10. In Dauhoo (EEA Regulations - reg 8(2)[2012] UKUT 00079 (IAC) the Upper Tribunal, following YB held at [21]"the concept of a durable relationship is a term of EU law and as such it does not impose a fixed time period." However, again on the facts of that case the relationship was very recent. That is the not the case here.

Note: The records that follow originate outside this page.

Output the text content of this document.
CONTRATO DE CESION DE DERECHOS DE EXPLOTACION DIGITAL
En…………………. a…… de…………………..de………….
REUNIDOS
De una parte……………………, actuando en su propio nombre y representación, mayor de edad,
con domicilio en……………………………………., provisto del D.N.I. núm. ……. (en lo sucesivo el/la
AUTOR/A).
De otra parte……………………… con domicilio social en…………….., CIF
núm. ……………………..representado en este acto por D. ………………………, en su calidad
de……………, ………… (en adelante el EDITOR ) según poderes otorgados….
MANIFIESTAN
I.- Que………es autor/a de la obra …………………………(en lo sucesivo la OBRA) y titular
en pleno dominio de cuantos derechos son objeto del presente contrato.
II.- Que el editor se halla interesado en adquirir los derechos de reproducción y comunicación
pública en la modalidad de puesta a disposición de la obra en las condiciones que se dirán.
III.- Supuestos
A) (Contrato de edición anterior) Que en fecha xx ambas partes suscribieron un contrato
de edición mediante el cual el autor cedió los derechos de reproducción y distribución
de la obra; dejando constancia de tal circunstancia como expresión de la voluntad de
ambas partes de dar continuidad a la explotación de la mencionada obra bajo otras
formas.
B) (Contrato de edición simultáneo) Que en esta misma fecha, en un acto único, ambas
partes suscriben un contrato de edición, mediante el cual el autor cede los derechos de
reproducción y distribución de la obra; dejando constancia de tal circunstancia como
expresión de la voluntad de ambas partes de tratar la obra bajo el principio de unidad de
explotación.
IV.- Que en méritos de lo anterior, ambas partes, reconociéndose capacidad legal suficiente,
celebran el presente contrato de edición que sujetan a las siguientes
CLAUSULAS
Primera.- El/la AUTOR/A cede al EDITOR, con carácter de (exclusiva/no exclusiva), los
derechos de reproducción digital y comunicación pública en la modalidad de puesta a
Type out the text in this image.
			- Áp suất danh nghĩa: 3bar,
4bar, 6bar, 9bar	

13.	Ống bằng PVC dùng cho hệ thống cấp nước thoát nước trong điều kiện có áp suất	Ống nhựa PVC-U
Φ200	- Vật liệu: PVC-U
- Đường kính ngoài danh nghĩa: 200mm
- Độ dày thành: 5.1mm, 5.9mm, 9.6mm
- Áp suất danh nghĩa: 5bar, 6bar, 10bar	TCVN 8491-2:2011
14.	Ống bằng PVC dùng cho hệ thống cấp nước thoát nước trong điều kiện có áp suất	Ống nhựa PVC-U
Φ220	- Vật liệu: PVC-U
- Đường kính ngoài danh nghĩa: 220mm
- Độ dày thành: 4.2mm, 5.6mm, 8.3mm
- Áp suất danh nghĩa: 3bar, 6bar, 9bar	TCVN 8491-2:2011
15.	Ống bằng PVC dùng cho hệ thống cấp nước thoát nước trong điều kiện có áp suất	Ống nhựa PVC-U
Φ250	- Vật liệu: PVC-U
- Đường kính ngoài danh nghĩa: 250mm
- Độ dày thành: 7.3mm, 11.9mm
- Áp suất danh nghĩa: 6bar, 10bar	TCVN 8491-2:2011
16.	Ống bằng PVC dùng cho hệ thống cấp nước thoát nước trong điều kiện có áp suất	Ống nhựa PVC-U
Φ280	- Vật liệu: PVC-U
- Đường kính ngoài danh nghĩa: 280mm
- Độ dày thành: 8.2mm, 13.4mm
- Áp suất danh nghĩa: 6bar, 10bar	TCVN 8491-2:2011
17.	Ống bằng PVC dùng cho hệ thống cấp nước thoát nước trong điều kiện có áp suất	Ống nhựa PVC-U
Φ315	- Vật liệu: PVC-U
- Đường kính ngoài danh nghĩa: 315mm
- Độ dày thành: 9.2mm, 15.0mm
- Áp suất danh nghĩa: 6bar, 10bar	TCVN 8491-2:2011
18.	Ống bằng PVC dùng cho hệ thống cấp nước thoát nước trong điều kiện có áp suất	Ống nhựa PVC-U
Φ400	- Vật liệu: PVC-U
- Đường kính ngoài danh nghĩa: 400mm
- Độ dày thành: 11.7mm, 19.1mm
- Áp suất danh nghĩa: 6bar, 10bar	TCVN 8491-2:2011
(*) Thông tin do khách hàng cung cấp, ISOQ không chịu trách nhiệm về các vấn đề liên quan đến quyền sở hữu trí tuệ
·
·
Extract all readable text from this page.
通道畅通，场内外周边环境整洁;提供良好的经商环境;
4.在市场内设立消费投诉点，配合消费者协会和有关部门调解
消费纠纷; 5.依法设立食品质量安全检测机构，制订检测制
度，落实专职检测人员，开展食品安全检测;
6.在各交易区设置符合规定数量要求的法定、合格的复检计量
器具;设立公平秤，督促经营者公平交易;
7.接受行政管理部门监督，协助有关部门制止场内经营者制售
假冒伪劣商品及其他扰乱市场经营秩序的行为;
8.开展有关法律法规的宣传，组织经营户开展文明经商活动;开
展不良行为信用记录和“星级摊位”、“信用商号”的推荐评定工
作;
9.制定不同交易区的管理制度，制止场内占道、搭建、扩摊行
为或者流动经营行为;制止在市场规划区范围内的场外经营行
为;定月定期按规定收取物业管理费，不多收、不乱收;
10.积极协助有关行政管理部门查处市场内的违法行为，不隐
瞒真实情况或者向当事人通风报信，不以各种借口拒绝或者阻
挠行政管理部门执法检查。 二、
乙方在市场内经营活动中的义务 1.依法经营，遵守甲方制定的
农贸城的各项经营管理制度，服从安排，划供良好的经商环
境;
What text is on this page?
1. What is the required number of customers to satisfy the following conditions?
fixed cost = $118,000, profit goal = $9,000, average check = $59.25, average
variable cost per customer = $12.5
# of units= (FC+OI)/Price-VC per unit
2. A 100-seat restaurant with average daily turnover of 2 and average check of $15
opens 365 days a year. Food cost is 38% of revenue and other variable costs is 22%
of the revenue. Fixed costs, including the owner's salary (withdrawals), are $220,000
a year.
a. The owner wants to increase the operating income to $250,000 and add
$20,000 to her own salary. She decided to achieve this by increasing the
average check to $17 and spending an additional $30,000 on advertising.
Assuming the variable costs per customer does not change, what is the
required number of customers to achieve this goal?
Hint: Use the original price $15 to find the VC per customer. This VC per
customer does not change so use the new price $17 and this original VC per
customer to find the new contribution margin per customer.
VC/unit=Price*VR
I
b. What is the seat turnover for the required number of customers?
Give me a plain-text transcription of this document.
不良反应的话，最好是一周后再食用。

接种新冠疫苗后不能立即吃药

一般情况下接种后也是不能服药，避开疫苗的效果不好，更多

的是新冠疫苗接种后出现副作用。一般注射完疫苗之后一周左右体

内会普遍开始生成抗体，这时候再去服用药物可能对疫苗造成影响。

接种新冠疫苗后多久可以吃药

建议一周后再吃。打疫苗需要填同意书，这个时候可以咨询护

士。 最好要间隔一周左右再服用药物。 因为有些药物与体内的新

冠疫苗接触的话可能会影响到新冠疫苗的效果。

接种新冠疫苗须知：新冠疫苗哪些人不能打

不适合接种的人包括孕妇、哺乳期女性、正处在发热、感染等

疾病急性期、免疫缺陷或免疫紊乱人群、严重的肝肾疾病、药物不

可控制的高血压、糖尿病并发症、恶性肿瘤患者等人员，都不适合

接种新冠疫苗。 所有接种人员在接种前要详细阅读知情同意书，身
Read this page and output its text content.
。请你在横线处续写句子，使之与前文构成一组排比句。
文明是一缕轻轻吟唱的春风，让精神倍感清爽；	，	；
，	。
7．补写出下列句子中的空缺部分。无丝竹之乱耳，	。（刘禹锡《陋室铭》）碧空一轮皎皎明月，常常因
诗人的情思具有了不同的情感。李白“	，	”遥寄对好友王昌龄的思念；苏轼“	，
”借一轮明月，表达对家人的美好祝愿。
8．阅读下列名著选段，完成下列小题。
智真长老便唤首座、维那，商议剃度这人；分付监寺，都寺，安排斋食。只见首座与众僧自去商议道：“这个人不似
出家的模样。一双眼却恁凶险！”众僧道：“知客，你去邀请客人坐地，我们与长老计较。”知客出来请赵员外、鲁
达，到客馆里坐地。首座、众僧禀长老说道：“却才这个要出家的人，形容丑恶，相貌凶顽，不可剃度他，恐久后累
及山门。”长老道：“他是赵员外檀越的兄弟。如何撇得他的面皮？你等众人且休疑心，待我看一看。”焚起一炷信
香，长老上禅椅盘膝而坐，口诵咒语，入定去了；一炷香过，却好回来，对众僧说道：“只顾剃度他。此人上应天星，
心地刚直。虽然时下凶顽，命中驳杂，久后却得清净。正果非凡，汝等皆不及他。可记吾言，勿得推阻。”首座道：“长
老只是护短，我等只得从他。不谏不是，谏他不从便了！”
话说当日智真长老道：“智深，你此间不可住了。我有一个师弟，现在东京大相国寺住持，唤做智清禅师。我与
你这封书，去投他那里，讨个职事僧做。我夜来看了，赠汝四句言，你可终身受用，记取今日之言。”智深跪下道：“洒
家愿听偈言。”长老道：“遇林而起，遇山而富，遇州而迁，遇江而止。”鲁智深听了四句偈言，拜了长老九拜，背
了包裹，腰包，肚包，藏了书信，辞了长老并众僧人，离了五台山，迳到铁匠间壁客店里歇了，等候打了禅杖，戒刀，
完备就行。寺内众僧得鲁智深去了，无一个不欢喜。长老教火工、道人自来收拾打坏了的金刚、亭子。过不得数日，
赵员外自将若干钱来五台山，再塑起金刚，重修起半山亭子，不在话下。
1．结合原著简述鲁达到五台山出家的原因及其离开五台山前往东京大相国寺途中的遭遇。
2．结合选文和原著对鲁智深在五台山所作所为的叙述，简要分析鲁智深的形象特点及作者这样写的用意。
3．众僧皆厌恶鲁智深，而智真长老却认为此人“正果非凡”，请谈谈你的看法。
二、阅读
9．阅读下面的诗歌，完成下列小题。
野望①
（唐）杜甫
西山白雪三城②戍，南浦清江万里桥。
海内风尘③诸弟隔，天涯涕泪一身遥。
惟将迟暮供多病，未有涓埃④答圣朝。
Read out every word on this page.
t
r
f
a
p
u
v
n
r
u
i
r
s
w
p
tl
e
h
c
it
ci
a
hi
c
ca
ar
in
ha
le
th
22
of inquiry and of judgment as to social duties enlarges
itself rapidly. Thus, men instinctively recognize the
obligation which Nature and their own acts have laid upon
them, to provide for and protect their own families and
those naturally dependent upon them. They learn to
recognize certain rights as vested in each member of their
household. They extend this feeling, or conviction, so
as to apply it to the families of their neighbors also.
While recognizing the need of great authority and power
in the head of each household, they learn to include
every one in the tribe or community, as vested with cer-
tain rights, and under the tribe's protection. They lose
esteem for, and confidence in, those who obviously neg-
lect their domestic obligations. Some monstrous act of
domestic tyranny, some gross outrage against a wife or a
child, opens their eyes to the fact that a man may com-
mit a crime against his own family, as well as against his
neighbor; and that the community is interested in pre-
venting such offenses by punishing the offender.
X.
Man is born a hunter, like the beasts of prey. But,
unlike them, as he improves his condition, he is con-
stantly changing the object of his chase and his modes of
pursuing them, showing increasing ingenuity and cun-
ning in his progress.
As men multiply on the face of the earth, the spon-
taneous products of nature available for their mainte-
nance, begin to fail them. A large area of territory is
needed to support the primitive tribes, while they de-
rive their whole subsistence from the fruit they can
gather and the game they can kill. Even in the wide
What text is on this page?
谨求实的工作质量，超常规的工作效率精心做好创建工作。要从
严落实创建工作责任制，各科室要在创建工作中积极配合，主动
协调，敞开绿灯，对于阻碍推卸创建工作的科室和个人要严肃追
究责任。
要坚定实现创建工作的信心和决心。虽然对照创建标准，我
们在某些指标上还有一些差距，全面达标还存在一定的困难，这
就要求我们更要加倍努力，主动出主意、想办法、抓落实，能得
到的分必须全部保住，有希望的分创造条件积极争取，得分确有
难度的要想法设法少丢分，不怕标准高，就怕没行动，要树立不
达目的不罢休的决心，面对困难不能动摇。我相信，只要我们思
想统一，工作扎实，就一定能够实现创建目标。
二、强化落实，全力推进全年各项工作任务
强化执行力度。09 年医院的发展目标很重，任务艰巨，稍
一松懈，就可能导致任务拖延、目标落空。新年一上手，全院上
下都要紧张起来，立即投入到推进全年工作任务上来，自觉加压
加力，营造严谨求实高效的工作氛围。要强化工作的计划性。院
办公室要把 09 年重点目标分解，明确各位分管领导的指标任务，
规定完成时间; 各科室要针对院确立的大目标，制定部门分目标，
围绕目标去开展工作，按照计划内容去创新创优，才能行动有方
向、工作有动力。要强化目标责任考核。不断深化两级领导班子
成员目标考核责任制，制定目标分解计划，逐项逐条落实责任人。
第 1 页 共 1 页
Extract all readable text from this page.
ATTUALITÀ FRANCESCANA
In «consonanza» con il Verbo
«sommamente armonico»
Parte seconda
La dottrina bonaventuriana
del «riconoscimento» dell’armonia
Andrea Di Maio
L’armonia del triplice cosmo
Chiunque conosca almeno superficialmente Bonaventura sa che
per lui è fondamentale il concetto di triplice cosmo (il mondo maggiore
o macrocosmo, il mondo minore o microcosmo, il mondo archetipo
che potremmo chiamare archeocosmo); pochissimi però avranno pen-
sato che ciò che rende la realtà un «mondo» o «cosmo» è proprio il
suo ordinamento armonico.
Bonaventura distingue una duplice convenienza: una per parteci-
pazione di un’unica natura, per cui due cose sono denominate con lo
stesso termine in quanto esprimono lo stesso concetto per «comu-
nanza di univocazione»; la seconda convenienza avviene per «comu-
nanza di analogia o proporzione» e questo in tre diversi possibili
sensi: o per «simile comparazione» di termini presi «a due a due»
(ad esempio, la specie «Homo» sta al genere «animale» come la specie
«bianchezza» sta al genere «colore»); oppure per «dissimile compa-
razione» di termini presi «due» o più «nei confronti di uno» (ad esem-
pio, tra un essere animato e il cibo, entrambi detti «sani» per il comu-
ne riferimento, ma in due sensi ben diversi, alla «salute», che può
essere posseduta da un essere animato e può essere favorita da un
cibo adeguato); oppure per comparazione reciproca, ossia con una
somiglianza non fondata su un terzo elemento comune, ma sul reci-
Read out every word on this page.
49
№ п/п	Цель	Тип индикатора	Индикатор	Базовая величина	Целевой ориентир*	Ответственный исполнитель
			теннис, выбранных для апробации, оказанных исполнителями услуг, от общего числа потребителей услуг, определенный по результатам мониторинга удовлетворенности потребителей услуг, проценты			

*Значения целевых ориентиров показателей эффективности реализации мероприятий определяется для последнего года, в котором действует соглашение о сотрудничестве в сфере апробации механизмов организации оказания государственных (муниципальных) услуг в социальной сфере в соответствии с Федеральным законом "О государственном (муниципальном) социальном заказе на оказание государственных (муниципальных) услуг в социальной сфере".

11. I find that First tier Tribunal Judge Boyes erred materially in law in dismissing the appeal in light of her findings of fact and positive credibility findings. Whilst the period of cohabitation was 16 months at the date of hearing, the relationship itself had lasted well over 2 years and the couple planned to marry, which I find is a clear indication of their intentions and thus the durability of the relationship. Given that the jurisprudence clearly indicates that there is no mandatory requirement of 2 years cohabitation, I find that the First tier Tribunal Judge materially erred, on the basis of her findings of fact, in failing to find that the relationship between the Appellant and his Sponsor was a durable one. I further note that, whilst Mr Kotas was not prepared, absent evidence, to accept that the couple are still cohabiting, they appeared together at the hearing and I have no reason not to believe that they are still cohabiting.

Decision

12. For these reasons I allow the appeal against the decision of First tier Tribunal Judge Boyes, on the basis that the Appellant meets the requirements of regulation 8(5) of the Immigration (EEA) Regulations 2006. However, there has been no consideration by the Secretary of State regarding her exercise of discretion pursuant to regulation 17(4)(b) and (5) of the aforementioned Regulations. Consequently, I allow the appeal to the extent that it is remitted back to the Secretary of State to consider exercising her discretion to issue a residence card to the Appellant as an extended family member of an EEA national.